Monday, August 22, 2016

Postmortem: 3D sorghum reconstructions from depth images identify QTL regulating shoot architecture

One of the approaches that researchers are using to improve plant productivity is high-throughput plant phenotyping. The objective is to use computing and robotics to increase the number of plants that can be evaluated for traits of interest. As the number of plants that can be screened increases, the rate at which the genetic basis of traits can be identified increases, and we can make better selection decisions for breeding. The way I see it, the future of plant phenotyping is going to be large numbers of cheap, autonomous robots that can crawl or fly a field or greenhouse, gather data, and send that data for genetic analysis and breeding decisions (as well as precision agriculture); I think the major hurdles are a lack of software, both for robot autonomy and data analysis, and the energy density of batteries.

The project that ultimately led to our recent manuscript "3D sorghum reconstructions from depth images identify QTL regulating shoot architecture" originated sometime around October 2014. Given our results with the RIG manuscript, I agreed with the general sentiment in the field that genotyping was not the bottleneck for crop improvement, and that phenotyping was the limitation. While industry platforms like Lemnatec and Traitmill and public platforms like PlantScan had been been out for a little while, we were looking for something that required less static infrastructure, especially since one of our major interests is bioenergy sorghum; 3+ meter tall bioenergy sorghum plants require more flexible acquisition platforms.

Sometime around Fall every year, I tend to get on an annual game development kick (notice that last Fall in November 2015 there are posts on procedural content generation, and this year the Llama and I are registered for the September Chillenium game jam at Texas A&M). Similarly, in Fall 2014, I was on my annual game development kick, and I was interested in the idea of the Microsoft Kinect as an input device (version 2 to be specific). Since the Kinect (and related cameras that use structured light or time-of-flight) directly samples information about the geometry of scenes at high rates and was relatively cheap, it seemed like an good fit for building a plant morphology phenotyping platform. Even if it didn't work, we only put the boss out ~$150, and we still learned a little about hardware interfaces and image processing.

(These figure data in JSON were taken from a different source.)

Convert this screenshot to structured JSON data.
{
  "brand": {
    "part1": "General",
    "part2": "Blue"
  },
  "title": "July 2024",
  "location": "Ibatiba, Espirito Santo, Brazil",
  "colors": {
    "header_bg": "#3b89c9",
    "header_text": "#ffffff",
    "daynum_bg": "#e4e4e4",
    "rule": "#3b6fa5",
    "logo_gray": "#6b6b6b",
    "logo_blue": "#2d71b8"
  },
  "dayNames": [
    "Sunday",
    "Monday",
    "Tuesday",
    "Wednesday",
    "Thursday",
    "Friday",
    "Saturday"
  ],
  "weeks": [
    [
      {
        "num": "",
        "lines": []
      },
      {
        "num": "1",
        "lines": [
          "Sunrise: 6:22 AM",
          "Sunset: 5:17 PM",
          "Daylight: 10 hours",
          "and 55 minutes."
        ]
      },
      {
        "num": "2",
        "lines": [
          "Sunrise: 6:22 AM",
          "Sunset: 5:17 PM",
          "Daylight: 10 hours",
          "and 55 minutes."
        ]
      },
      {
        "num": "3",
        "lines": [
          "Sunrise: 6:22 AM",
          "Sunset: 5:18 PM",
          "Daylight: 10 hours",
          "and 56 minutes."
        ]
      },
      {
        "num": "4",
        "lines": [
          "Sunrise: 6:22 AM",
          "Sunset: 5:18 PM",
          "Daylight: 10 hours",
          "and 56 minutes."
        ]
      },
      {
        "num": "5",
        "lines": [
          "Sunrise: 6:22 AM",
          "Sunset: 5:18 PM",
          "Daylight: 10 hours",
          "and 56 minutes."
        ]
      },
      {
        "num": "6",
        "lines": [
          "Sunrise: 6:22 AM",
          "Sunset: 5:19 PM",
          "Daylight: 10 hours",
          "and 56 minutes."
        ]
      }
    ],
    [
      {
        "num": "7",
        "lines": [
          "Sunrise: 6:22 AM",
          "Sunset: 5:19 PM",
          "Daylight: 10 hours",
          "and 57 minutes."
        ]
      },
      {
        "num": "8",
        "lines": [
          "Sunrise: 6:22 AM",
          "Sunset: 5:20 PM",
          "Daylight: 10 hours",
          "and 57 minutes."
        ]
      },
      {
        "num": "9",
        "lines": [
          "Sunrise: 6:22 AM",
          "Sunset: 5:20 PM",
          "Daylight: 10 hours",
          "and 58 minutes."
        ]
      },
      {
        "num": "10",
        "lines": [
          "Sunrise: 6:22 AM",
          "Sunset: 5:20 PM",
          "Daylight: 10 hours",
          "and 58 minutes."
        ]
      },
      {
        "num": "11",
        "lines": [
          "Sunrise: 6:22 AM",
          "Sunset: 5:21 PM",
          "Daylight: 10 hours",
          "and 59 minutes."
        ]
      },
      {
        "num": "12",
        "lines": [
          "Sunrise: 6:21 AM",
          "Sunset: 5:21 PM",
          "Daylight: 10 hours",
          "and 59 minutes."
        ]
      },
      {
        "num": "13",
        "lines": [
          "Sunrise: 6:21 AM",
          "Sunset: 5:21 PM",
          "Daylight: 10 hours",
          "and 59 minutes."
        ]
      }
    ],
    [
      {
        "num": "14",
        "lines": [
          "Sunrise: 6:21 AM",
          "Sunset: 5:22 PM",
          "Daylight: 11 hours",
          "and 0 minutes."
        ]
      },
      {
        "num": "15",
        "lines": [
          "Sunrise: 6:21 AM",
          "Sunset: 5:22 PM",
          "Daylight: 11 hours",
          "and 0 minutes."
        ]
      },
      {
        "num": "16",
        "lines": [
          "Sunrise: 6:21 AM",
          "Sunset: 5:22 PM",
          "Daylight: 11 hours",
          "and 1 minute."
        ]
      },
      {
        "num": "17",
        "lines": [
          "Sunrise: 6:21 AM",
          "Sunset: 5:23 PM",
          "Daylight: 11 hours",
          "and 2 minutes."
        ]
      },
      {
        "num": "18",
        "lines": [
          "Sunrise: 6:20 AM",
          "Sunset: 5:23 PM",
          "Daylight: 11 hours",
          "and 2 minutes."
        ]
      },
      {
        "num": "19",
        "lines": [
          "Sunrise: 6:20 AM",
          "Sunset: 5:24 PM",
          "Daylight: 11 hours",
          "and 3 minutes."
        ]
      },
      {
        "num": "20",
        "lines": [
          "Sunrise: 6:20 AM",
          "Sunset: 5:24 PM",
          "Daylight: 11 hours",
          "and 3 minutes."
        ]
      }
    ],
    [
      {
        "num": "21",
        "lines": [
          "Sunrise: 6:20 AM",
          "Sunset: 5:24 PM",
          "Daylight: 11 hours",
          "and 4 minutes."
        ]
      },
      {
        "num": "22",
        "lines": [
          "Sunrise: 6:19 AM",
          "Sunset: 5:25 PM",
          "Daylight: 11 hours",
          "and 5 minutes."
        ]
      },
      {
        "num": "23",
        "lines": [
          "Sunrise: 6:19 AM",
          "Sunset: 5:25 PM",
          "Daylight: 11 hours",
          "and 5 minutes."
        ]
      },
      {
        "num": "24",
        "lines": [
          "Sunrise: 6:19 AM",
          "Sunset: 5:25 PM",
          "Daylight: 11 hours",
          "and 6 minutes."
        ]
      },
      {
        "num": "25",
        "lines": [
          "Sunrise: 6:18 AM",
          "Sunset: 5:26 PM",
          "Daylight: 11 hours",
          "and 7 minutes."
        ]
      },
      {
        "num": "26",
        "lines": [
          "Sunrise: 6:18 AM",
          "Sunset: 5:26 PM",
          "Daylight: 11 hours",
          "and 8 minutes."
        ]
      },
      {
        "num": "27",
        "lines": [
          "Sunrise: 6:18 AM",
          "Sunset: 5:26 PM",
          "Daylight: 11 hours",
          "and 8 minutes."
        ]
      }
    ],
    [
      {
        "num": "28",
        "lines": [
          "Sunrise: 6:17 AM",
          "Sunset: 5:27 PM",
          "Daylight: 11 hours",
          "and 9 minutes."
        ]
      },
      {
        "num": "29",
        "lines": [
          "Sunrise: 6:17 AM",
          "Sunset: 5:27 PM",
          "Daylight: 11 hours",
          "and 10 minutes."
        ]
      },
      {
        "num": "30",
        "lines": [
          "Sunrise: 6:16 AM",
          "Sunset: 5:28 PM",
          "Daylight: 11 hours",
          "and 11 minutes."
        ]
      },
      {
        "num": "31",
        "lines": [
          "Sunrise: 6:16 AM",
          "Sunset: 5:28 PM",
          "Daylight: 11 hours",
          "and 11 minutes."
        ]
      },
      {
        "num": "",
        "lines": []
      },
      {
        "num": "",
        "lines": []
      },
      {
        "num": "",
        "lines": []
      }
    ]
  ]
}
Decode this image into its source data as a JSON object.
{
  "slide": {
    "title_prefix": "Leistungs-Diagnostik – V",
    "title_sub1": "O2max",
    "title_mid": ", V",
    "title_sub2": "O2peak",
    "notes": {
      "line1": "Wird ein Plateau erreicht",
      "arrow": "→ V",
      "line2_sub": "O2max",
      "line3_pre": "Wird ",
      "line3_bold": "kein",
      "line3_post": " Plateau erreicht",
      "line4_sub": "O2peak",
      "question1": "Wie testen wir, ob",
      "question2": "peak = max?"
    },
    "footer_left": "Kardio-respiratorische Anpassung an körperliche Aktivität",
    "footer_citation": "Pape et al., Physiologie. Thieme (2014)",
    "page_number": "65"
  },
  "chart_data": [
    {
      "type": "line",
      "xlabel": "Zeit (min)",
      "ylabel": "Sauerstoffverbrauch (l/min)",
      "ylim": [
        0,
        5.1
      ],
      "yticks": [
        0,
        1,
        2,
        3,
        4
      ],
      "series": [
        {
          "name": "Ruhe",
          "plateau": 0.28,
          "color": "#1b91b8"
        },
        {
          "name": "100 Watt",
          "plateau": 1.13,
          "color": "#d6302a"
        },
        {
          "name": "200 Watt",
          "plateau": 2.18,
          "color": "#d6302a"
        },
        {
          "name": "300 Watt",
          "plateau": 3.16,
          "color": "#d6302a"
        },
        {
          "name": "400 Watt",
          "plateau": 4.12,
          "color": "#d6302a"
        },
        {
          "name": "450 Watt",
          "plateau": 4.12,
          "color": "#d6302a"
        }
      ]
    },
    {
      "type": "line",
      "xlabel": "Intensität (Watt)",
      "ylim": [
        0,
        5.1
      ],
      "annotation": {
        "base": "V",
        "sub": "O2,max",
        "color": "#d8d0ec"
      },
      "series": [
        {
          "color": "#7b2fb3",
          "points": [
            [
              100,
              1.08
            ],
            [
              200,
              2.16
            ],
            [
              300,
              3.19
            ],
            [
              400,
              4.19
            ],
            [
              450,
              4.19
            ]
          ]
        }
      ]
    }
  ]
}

3D sorghum - we have more than a thousand of these things now.
As it turns out, it worked pretty well, and after about 6 months of tooling around with some prototypes, we had a workflow in place and had enough working test cases to merit a larger scale experiment. This was around the time of the ARPA-E TERRA project proposals, so plant phenotyping was starting to get more attention in the United States, and our boss was onboard.

We grew the plants, imaged them loads of times, processed the data, and wrote the manuscript. The review process was productive; the editor and reviewers provided very helpful and critical feedback that improved the manuscript substantially.

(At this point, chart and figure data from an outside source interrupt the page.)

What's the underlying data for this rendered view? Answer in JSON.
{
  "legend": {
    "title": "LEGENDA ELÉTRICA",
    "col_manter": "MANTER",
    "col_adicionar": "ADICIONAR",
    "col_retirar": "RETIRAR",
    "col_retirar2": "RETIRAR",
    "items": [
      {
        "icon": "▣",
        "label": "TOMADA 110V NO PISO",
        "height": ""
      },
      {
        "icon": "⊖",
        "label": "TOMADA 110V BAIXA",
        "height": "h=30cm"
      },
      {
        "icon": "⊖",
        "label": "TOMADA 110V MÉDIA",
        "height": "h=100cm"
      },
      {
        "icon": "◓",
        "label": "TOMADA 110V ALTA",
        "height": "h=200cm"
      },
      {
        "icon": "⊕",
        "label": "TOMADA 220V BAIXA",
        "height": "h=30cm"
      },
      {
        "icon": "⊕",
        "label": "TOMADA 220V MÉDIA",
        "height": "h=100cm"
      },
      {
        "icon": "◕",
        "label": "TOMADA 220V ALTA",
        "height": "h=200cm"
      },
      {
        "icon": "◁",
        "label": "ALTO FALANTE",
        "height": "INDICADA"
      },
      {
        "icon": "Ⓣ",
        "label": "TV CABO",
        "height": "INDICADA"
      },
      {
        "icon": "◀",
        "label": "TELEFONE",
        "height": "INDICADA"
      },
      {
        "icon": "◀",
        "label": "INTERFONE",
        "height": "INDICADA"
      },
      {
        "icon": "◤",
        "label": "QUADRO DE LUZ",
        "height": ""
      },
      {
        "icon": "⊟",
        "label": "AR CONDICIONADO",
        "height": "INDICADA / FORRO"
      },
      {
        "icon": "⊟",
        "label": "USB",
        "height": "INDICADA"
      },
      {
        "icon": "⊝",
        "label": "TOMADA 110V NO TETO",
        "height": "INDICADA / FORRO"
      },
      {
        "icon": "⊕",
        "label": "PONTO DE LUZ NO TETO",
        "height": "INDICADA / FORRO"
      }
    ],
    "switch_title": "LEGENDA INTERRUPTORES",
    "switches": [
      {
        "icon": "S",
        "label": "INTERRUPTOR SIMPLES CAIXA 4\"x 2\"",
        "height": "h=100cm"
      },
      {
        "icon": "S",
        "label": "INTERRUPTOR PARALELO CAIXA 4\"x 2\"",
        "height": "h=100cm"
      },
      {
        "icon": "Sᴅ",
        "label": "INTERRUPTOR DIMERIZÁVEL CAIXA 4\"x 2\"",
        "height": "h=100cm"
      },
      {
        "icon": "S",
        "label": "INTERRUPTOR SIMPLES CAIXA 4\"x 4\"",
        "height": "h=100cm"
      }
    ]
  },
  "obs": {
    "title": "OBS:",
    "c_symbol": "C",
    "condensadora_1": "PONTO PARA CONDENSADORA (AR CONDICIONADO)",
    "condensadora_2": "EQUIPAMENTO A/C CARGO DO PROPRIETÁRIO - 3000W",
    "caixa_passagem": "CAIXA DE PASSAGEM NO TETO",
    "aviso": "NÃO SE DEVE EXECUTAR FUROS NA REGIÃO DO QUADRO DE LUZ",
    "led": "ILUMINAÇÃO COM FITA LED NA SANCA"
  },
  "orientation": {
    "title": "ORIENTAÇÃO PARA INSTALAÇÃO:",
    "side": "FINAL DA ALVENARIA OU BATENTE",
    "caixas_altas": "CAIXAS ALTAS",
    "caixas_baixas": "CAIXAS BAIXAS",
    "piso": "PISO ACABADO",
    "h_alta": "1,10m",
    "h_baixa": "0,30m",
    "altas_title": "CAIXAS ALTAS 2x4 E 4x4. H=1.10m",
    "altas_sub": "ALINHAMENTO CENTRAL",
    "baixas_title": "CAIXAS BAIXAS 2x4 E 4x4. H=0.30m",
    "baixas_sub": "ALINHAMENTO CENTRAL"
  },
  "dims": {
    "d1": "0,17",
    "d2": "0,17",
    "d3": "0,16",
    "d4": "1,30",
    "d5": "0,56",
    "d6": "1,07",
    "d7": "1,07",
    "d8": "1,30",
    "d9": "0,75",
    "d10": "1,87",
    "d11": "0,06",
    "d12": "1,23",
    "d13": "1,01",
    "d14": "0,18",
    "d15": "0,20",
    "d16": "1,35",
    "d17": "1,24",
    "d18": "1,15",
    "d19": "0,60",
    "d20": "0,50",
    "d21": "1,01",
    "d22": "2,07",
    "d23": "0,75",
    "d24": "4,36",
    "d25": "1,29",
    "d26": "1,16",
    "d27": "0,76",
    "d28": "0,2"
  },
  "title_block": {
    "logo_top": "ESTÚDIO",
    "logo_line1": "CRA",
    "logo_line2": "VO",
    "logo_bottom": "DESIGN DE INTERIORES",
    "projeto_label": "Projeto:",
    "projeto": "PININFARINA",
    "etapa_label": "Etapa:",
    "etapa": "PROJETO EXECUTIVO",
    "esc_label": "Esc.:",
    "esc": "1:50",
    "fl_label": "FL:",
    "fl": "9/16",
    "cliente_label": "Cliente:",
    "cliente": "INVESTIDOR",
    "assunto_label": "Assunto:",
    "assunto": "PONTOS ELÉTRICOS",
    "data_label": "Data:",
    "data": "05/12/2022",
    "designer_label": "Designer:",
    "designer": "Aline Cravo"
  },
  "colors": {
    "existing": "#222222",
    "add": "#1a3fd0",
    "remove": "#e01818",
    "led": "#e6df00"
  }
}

The publication of this manuscript marks the completion of much of what the Llama and I had hoped to accomplish in our graduate studies. When we entered the TAMU Genetics program 4 years ago, we wanted to become proficient in interdisciplinary research and use mathematics and computing to answer questions in genetics. We now have publications that use modeling, high-performance computing, and image processing to understand the genetic basis of quantitative traits and plant physiology, we can program in multiple languages, and we can comfortably talk shop with a range of disciplines. We're happy with how things turned out in graduate school, and we're grateful for the training opportunities and interactions that we've had while we've been here. Over the next year we'll try to polish off some additional manuscripts in the queue and try to get a job in research.

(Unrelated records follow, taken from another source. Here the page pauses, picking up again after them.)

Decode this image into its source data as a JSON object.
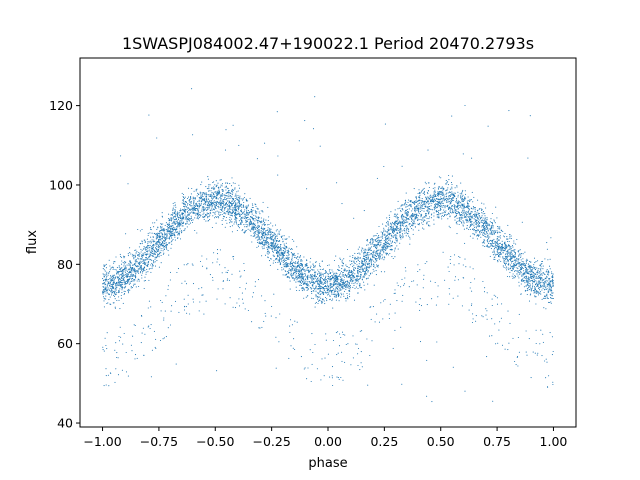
{
  "chart_data": {
    "type": "scatter",
    "title": "1SWASPJ084002.47+190022.1 Period 20470.2793s",
    "xlabel": "phase",
    "ylabel": "flux",
    "xlim": [
      -1.1,
      1.1
    ],
    "ylim": [
      39,
      132
    ],
    "xticks": [
      -1.0,
      -0.75,
      -0.5,
      -0.25,
      0.0,
      0.25,
      0.5,
      0.75,
      1.0
    ],
    "xtick_labels": [
      "−1.00",
      "−0.75",
      "−0.50",
      "−0.25",
      "0.00",
      "0.25",
      "0.50",
      "0.75",
      "1.00"
    ],
    "yticks": [
      40,
      60,
      80,
      100,
      120
    ],
    "ytick_labels": [
      "40",
      "60",
      "80",
      "100",
      "120"
    ],
    "grid": false,
    "point_color": "#1f77b4",
    "series": [
      {
        "phase_range": [
          -1.0,
          1.0
        ],
        "period_in_phase": 1.0,
        "main_band": {
          "max_flux": 96,
          "max_phase": [
            -0.5,
            0.5
          ],
          "min_flux": 75,
          "min_phase": [
            -1.0,
            0.0,
            1.0
          ]
        },
        "faint_branch_flux_range": [
          45,
          80
        ],
        "approx_points": 7000
      }
    ]
  }
}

Now for the what worked and what didn't.

What worked:
  • Open source libraries - Particularly RapidXML, OpenCV, and PCL. Open source is the best. Being able to browse the source code to step through the code was priceless for learning and debugging. In this spirit, we put all of our code on GitHub.
  • GitHub for code hosting - Free, simple, publicly accessible, and has a good user interface. If you write non-trival code for an academic publication, please just put it online somewhere so that folks like me can look at it. Ideas are cheap; implementations are valuable.
  • Dryad for data hosting - Acting as a data repository for research data seems to be an impossible and thankless task, particularly as data sets are exploding in size. Dryad was professional and efficient.
What didn't:
  • Getting bogged down in the details - The first draft of the manuscript that we sent for review was a bit heavy handed with extraneous detail. We didn't develop any elegant algorithms, but that didn't stop me from talking about our methods excessively and using far too much jargon; these got in the way of the overall message of our manuscript. Pruning this out and moving some of it to the supplemental benefited the manuscript.
  • Not merging RGB and depth and not using templating properly - Originally, I was only interested in the depth images since I figured the RGB data wouldn't provide much useful information (the plant is rather uniformly green after all, and variation in environmental lighting was a complexity I didn't want to handle). This ended up as most of the code base being designed specifically for clouds with point types of pcl::PointXYZ rather than using a template. If I were to do it again, I would have gone ahead and mapped the RGB to the depth data for figure generation and used templates to make the code base more generic (the same way PCL uses templates).